С первой же репетиции «Павла I», например, Борисов продемонстрировал высочайшую требовательность — к себе и всем окружающим — Леонид Хейфец назвал ее «звериной». Требовательность эта, возможно, и приводила к тому, что Олег Иванович был подчас очень резок и беспощаден. Шла она, прежде всего, от собственного сгорания. И когда он наталкивался на актерскую лень, равнодушие, на желание труппы существовать в определенном привычном устоявшемся режиме, в каком во все времена живет обычный театр, требовательность Борисова обострялась до «звериной». Работая яростно, он не воспринимал инертности коллег, не переносил отстраненности: ну, мол, репетируем и репетируем, режиссер покричит немного и успокоится; ну, что-то сделаем; ну, сыграем, в конце концов… Он никогда не был баловнем судьбы, ему ничего не падало с неба.
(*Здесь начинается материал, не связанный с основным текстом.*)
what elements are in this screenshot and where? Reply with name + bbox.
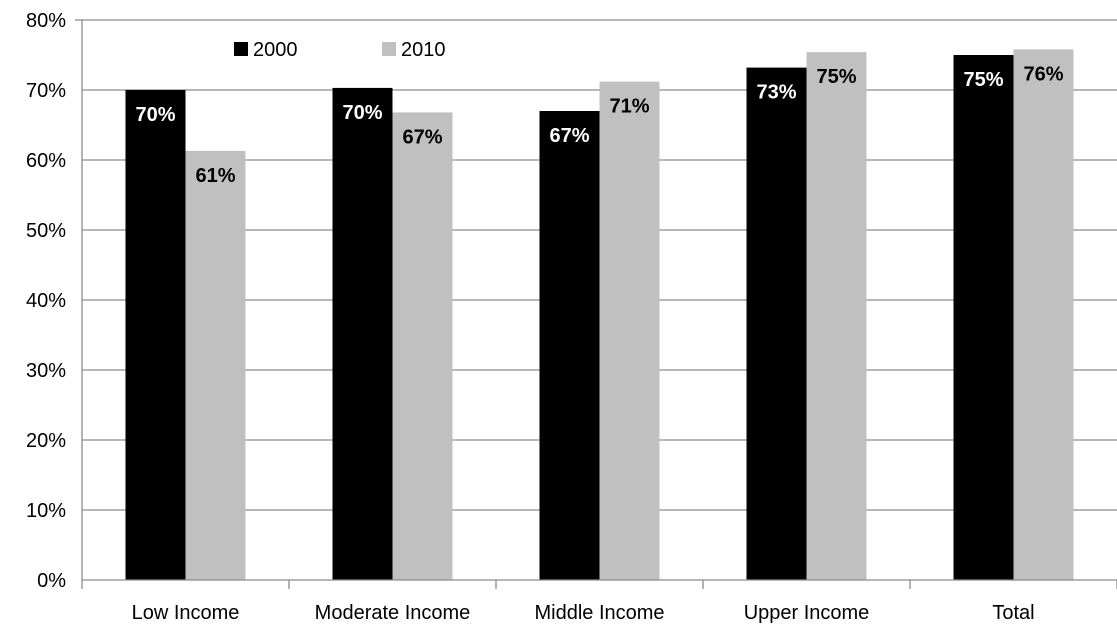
bar-2010 [1013, 49, 1074, 580]
legend-swatch-2000 [234, 42, 248, 56]
bar-2000 [539, 111, 600, 580]
y-tick-label: 10% [26, 500, 66, 522]
data-label-2010: 76% [1023, 63, 1063, 85]
data-label-2000: 70% [135, 104, 175, 126]
axes [75, 19, 1117, 589]
bar-2000 [125, 90, 186, 580]
data-label-2010: 71% [609, 96, 649, 118]
x-tick-label: Middle Income [534, 602, 664, 624]
data-label-2010: 61% [195, 165, 235, 187]
legend-label-2000: 2000 [253, 39, 298, 61]
data-label-2010: 75% [816, 66, 856, 88]
data-label-2010: 67% [402, 126, 442, 148]
y-tick-label: 70% [26, 80, 66, 102]
y-tick-label: 0% [37, 570, 66, 592]
y-tick-label: 20% [26, 430, 66, 452]
bar-2010 [392, 112, 453, 581]
y-tick-label: 50% [26, 220, 66, 242]
bar-2000 [746, 67, 807, 581]
data-label-2000: 75% [963, 69, 1003, 91]
data-label-2000: 70% [342, 102, 382, 124]
x-tick-label: Total [992, 602, 1034, 624]
bar-2000 [332, 87, 393, 581]
data-label-2000: 67% [549, 125, 589, 147]
legend-swatch-2010 [382, 42, 396, 56]
y-tick-label: 60% [26, 150, 66, 172]
data-labels: 70% 61% 70% 67% 67% 71% 73% 75% 75% 76% [135, 63, 1063, 186]
x-tick-label: Low Income [132, 602, 240, 624]
bar-2010 [599, 81, 660, 580]
y-tick-label: 80% [26, 10, 66, 32]
bar-2010 [185, 150, 246, 580]
data-label-2000: 73% [756, 82, 796, 104]
bar-2010 [806, 52, 867, 580]
y-tick-label: 30% [26, 360, 66, 382]
y-axis-tick-labels: 0% 10% 20% 30% 40% 50% 60% 70% 80% [26, 10, 66, 592]
x-tick-label: Moderate Income [315, 602, 471, 624]
y-tick-label: 40% [26, 290, 66, 312]
bar-2000 [953, 55, 1014, 580]
bars [125, 49, 1074, 581]
x-axis-tick-labels: Low Income Moderate Income Middle Income Up… [132, 602, 1035, 624]
legend: 2000 2010 [234, 39, 446, 61]
legend-label-2010: 2010 [401, 39, 446, 61]
x-tick-label: Upper Income [744, 602, 870, 624]
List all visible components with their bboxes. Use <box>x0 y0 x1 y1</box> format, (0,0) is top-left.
Борисов не шел против течения. Он сам был течением. «Может быть, — размышляет Олег Иванович, — надо было остаться в моем театре…» И задает себе вопрос, оставшийся без ответа: «А где он — мой театр?»
«Всегда конфликтный», как говорили об Олеге Ивановиче, ни в коей мере не относится, разумеется, к режиссерам, с которыми Борисов и создавал шедевры. Ко Льву Додину, к примеру, когда настала пора работать над «Кроткой», Борисов, стоит напомнить, вообще пришел, словно примерный первоклассник, сел за парту и сказал: «Я готов начать с чистого листа. Я буду, как ученик, хорошо?» «Мне, — вспоминает Лев Абрамович, — хватило наглости сказать: „Хорошо“».
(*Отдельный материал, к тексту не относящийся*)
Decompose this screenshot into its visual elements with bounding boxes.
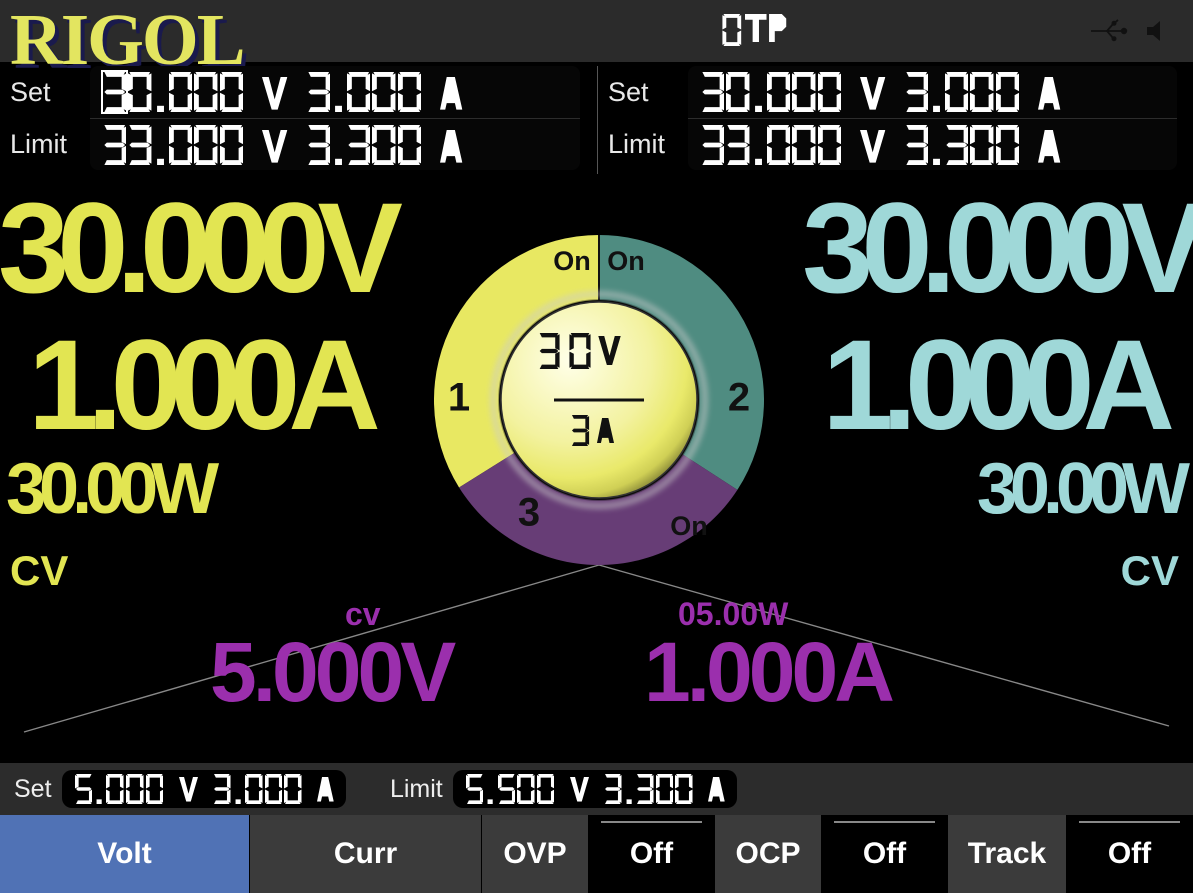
svg-text:3: 3 bbox=[518, 491, 540, 535]
svg-text:On: On bbox=[670, 511, 708, 541]
svg-text:2: 2 bbox=[728, 376, 750, 420]
svg-text:1: 1 bbox=[448, 376, 470, 420]
svg-text:On: On bbox=[607, 246, 645, 276]
svg-text:On: On bbox=[553, 246, 591, 276]
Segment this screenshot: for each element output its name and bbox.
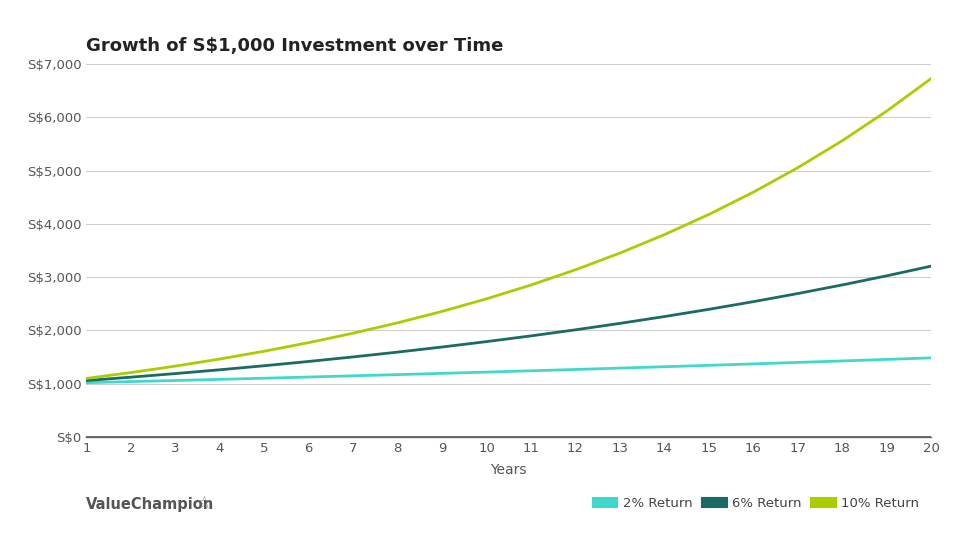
2% Return bbox=[925, 354, 937, 361]
Text: ☆: ☆ bbox=[197, 494, 211, 512]
Line: 10% Return: 10% Return bbox=[86, 78, 931, 378]
2% Return bbox=[614, 365, 626, 372]
6% Return bbox=[170, 370, 181, 377]
2% Return bbox=[303, 374, 315, 380]
6% Return bbox=[614, 320, 626, 327]
10% Return bbox=[125, 369, 136, 376]
10% Return bbox=[214, 356, 226, 362]
10% Return bbox=[748, 189, 759, 196]
10% Return bbox=[836, 138, 848, 144]
2% Return bbox=[569, 366, 581, 373]
2% Return bbox=[214, 376, 226, 383]
6% Return bbox=[836, 282, 848, 288]
10% Return bbox=[703, 211, 714, 217]
Text: ValueChampion: ValueChampion bbox=[86, 497, 215, 512]
6% Return bbox=[348, 354, 359, 360]
X-axis label: Years: Years bbox=[491, 463, 527, 477]
6% Return bbox=[525, 333, 537, 339]
2% Return bbox=[659, 364, 670, 370]
2% Return bbox=[392, 372, 403, 378]
10% Return bbox=[925, 75, 937, 82]
10% Return bbox=[81, 375, 92, 382]
Line: 2% Return: 2% Return bbox=[86, 358, 931, 383]
10% Return bbox=[303, 340, 315, 346]
10% Return bbox=[437, 308, 448, 314]
6% Return bbox=[214, 367, 226, 373]
6% Return bbox=[569, 327, 581, 333]
6% Return bbox=[659, 313, 670, 320]
2% Return bbox=[703, 362, 714, 368]
2% Return bbox=[792, 359, 804, 366]
Legend: 2% Return, 6% Return, 10% Return: 2% Return, 6% Return, 10% Return bbox=[591, 492, 924, 516]
2% Return bbox=[481, 369, 492, 375]
6% Return bbox=[81, 377, 92, 384]
10% Return bbox=[258, 348, 270, 354]
10% Return bbox=[481, 296, 492, 302]
10% Return bbox=[392, 320, 403, 326]
2% Return bbox=[881, 356, 893, 362]
2% Return bbox=[748, 361, 759, 367]
6% Return bbox=[881, 272, 893, 279]
Text: Growth of S$1,000 Investment over Time: Growth of S$1,000 Investment over Time bbox=[86, 37, 504, 55]
6% Return bbox=[258, 362, 270, 369]
2% Return bbox=[170, 377, 181, 384]
6% Return bbox=[748, 298, 759, 305]
2% Return bbox=[437, 370, 448, 376]
2% Return bbox=[836, 358, 848, 364]
6% Return bbox=[703, 306, 714, 312]
2% Return bbox=[125, 378, 136, 385]
10% Return bbox=[170, 363, 181, 369]
10% Return bbox=[792, 165, 804, 171]
2% Return bbox=[258, 375, 270, 382]
6% Return bbox=[925, 263, 937, 269]
10% Return bbox=[881, 108, 893, 114]
6% Return bbox=[437, 344, 448, 350]
10% Return bbox=[659, 231, 670, 238]
6% Return bbox=[481, 338, 492, 345]
10% Return bbox=[525, 282, 537, 288]
10% Return bbox=[348, 330, 359, 336]
6% Return bbox=[792, 290, 804, 297]
6% Return bbox=[125, 374, 136, 381]
6% Return bbox=[303, 358, 315, 365]
2% Return bbox=[81, 379, 92, 386]
2% Return bbox=[525, 368, 537, 374]
10% Return bbox=[569, 266, 581, 273]
Line: 6% Return: 6% Return bbox=[86, 266, 931, 381]
10% Return bbox=[614, 250, 626, 256]
2% Return bbox=[348, 373, 359, 379]
6% Return bbox=[392, 349, 403, 356]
За «конфликтность» к тому же частенько воспринимали дотошность Борисова, «до запятой», как говорит Вадим Абдрашитов, уточнявшего нюансы не только своей роли, но и партнеров по сцене и киносъемкам. Он понимал, что только режиссер целиком видит всю картину. Но понимал также, что без тщательной детализации не только качественно подготовленного текста, но и музыки, света, художественного оформления, мизансцен не только со своим участием, вся его глубинная подготовка к роли медного гроша не стоит и он может превратиться в говорящего робота.
Петр Тодоровский, столкнувшийся во время работы над лентой «По главной улице с оркестром» с поразившей его дотошностью и строгостью Олега Ивановича, тратившего себя до основания, никому не дававшего расслабляться, по несколько раз обговаривавшего каждую сцену, каждую деталь, каждое движение партнеров, называет Борисова «автором роли». «В этом и кроется талант артиста, — говорил Петр Ефимович. — Он привносил нечто такое, что обогащало не только его роль, но и всю картину». Тодоровский видел за кадром недомогание Борисова, которому — трудно, но как только Олег Иванович появлялся перед камерой, он становился молодым, красивым и здоровым. Актер редкой драматической силы. Каждую секунду он был неожиданным.
Михаил Александрович Чехов со ссылкой на австрийского философа и педагога Рудольфа Штейнера приводил интересное признание известного венского актера — Левинского — по поводу трех сознаний на сцене: «Я ничего не мог бы достичь как актер, если бы появлялся на сцене таким, каков я есть в действительности: маленьким, горбатым, со скрипучим голосом и безобразным лицом… Но я сумел помочь себе в этом отношении: я всегда появляюсь на сцене как три человека. Один — маленький, горбатый, уродливый. Другой — идеальный, чисто духовный, находящийся вне горбатого, уродливого; его я всегда должен иметь перед собой. И, наконец, в качестве третьего… я вместе со вторым играю на горбатом, уродливом и скрипучем». Такое состояние, считал Штейнер, должно стать сознательным и привычным для актера.